Chapter 29

Allen

The house was too quiet. Not the peaceful kind of quiet—the kind that crept under your skin, wrapping around your throat until you couldn’t breathe right. That was the kind of quiet I lived in now. Our home—no, my home. The place that used to echo with Corinne’s laughter, with Kyle’s tiny feet running across the hardwood floors, with Astrid’s baby cries and gurgles. Now, it was just a shell.

She was gone.

Almost two years. It had been almost two years since the divorce. Almost two years since I destroyed everything.

I didn’t even know where she was.

She had vanished. No one knew a damn thing. Not even the media, and that was saying something, considering how relentless they could be when it came to Corinne. One day she was the nation’s favorite runway goddess, and the next—a ghost. And I? I was the bastard who had ruined it all. Her, me, our family.

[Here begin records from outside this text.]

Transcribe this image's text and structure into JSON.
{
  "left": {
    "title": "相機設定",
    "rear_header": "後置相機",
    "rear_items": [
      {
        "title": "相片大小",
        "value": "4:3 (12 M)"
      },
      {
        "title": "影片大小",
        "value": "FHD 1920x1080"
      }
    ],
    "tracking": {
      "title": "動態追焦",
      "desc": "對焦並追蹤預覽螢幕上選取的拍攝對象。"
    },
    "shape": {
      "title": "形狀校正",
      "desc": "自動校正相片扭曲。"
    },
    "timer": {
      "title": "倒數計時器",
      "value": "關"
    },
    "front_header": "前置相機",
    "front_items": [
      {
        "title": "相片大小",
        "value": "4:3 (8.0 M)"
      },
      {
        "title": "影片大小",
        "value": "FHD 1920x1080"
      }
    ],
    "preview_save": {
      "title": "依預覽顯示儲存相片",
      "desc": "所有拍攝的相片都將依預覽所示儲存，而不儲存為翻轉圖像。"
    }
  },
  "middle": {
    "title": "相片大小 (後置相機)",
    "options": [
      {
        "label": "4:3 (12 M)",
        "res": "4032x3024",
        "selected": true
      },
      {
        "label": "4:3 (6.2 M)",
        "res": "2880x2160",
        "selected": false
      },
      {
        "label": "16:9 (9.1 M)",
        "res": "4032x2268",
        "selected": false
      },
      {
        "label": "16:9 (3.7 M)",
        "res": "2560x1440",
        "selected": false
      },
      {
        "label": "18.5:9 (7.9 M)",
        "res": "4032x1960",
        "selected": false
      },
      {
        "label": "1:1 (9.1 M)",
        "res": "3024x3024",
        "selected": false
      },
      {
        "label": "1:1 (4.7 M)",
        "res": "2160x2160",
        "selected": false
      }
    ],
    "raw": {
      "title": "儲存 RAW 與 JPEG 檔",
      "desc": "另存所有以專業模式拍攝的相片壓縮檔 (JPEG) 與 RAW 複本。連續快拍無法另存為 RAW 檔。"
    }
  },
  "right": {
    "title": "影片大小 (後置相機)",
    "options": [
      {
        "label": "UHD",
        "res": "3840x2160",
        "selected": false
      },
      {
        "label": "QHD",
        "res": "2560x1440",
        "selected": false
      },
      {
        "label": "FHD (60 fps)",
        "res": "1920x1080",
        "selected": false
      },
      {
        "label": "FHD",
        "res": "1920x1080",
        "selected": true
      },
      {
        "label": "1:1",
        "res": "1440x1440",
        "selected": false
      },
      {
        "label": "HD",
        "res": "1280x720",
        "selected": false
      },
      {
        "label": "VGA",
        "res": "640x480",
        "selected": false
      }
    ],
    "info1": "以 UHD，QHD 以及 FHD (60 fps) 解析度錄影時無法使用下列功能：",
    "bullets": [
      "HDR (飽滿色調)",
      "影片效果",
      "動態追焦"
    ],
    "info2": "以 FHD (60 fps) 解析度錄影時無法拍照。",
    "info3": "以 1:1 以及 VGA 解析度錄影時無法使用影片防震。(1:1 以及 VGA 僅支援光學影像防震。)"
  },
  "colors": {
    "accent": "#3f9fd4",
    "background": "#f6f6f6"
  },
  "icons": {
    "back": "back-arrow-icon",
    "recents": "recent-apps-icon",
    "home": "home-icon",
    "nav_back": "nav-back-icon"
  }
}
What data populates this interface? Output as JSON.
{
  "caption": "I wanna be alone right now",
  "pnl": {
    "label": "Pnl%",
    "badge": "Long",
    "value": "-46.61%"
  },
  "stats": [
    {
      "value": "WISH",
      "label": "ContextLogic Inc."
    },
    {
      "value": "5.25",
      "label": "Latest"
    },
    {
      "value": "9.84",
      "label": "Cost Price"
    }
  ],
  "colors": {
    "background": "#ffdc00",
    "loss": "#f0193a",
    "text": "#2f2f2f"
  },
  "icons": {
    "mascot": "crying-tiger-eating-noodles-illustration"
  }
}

The silence in the house mocked me. It was filled with memories I couldn’t escape. Our wedding pictures were still hidden somewhere, tucked away where I couldn’t see them but couldn’t throw them out either. Her favorite coffee mug sat in the back of the cabinet. Kyle once found one of her old scarves and asked if she was coming home soon. I hadn’t known what to say.

I didn’t deserve to know.

My parents didn’t talk about her. They were civil, but I could feel the disappointment radiating off them every time I visited. My mother couldn’t even look me in the eye some days. And the friends I used to have? They faded. Not all at once. But slowly, like colors in a sun-drenched photo.

Corinne was my world. And now she was gone.

It was a Saturday evening. My weekend with the kids. But I couldn’t do it. I hadn’t been able to do it for months.

Corinne’s mother always brought Kyle and Astrid over, punctual and polite. Never said much. She didn’t need to. The look in her eyes said it all. I handed her the envelope with the monthly support money and tried not to feel like a stranger.

Instead of spending time with them, I dropped them at my parents’ place. Again. Like I always did. And it didn’t even take five minutes before my mother cornered me in the kitchen.

"Allen," she said, her voice low and firm, arms crossed. "Sit."

"Mom, I can’t stay long."

"You’ll sit," she insisted, pointing to the stool by the island. "You haven’t stayed with the children in months. You barely speak. Kyle’s starting to ask questions."

I rubbed my hands over my face. I hadn’t slept well in weeks. Or eaten properly. "I know."

"No, you don’t."

I glanced at her, saw the soft hurt in her eyes, the way her shoulders were weighed down by worry.

"You need help, Allen," she said gently. "This…this isn’t who you are."

"I’m fine," I replied, too fast.

"You’re not. You can’t even look at your own daughter without falling apart. You haven’t bonded with Astrid at all, and that little girl needs her father. Kyle needs you too."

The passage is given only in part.